Tantos mundos creados, tanta ilusión y realidad. Ray Bradbury abandonó la Tierra ayer por la noche y el calor del cohete adelantó unas semanas el verano del adiós. Los rumores sobre la muerte de personalidades en internet están a la orden del día, y el poeta de la ciencia ficción no fue excepción a la regla.
Porque Bradbury no ha muerto, simplemente ha cambiado de planeta. Bien lo saben quienes hayan montado en el carrusel del señor Dark o bebido el vino de diente de león. Un genio como él no fallecería sin una buena razón. No nos haría eso a sus lectores, eternamente en deuda.
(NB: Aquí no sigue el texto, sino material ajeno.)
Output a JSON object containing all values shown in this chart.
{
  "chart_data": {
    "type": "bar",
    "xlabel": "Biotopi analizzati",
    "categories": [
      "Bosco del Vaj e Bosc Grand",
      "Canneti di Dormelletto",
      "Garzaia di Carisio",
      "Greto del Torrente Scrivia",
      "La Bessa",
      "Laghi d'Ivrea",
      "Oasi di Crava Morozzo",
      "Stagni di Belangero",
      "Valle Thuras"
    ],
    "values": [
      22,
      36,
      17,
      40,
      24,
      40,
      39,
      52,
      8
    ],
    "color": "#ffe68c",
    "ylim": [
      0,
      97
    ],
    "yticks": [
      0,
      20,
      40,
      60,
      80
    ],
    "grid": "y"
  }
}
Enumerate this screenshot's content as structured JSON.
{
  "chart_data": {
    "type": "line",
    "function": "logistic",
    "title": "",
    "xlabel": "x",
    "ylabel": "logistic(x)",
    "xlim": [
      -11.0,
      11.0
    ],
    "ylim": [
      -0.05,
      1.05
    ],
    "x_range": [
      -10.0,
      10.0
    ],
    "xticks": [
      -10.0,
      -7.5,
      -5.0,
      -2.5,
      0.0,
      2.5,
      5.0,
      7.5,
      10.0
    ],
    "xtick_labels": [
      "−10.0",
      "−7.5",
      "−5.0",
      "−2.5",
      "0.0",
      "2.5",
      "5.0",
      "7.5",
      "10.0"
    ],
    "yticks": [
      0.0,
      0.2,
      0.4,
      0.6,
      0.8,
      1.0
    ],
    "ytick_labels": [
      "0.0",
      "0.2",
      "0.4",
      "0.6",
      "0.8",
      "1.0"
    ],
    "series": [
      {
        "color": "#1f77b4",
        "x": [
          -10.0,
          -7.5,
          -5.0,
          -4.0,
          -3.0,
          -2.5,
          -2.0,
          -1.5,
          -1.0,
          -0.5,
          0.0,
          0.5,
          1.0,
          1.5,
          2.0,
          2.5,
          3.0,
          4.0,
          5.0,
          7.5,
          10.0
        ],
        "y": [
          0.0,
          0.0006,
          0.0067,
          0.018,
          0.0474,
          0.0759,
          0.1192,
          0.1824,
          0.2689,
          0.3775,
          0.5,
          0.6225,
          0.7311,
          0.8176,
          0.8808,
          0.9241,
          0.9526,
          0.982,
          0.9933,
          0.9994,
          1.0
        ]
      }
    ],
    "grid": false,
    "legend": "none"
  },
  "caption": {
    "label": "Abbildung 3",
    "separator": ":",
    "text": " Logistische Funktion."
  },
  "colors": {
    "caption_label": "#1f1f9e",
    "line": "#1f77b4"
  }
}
No se halla en nuestro sistema solar, así que no se molesten en buscarle. La miríada de planetas que podrían servir de hogar para el venerable hombre ilustrado tienen nombres idénticos a los nuestros, pero son muy diferentes.
Quizá haya aterrizado, por ejemplo, en Marte: paraíso de cielos azules, ciudades de cristal, gasolineras y puestos de perritos calientes. Si ese fue su destino, esperamos que haya aterrizado en la cara buena; los marcianos le recibirán con su mejor máscara de hospitalidad.
Quizá el escritor se encuentre tomando un café bien caliente en alguna de las cúpulas de descanso en un planeta que destiñe, o buscando a Jesús en un mundo lleno de alienígenas convertidos. Quién sabe si no nos cruzaremos con él por la calle, vestido con un maravilloso traje de color crema.
El hombre ilustrado ya no escribirá más. Al menos, no en esta galaxia. Gracias, Ray, por haber caminado entre los terrícolas; por dejarnos palabras que sabían a verano, como estas:
El vino era verano encerrado y taponado. Y ahora que Douglas sabía, realmente sabía, que estaba vivo, y se movía en el mundo para verlo y tocarlo, convenía que algo de este nuevo conocimiento, algo de este especial día de vendimia, fuera apartado y sellado, y abierto luego un día de enero, cuando nevara rápidamente y el sol estuviese oculto desde semanas o meses atrás, y el milagro, en parte olvidado, necesitara renovarse.
Sería aquel un verano de insospechables maravillas, y Douglas quería que lo conservaran y ordeñaran. En cualquier momento bajaría de puntillas a ese húmedo crepúsculo y acercaría las puntas de los dedos. Y allí, hilera sobre hilera, con el color suave de las flores que se abren a la mañana, con la luz del sol de junio tras una débil película de polvo, estaría el vino. Y al mirar el día invernal a través de la botella… la nieve se fundiría en pastos, en los árboles vivirían otra vez pájaros, hojas, y capullos, como un continente de mariposas que se alzara al viento. Y el cielo acerado sería azul.
Ten el estío en la mano, sírvete un poco de estío, un vasito nada más por supuesto, un sorbito para niños; cambia la estación en tus venas llevándote el vaso a los labios y empinando el estío.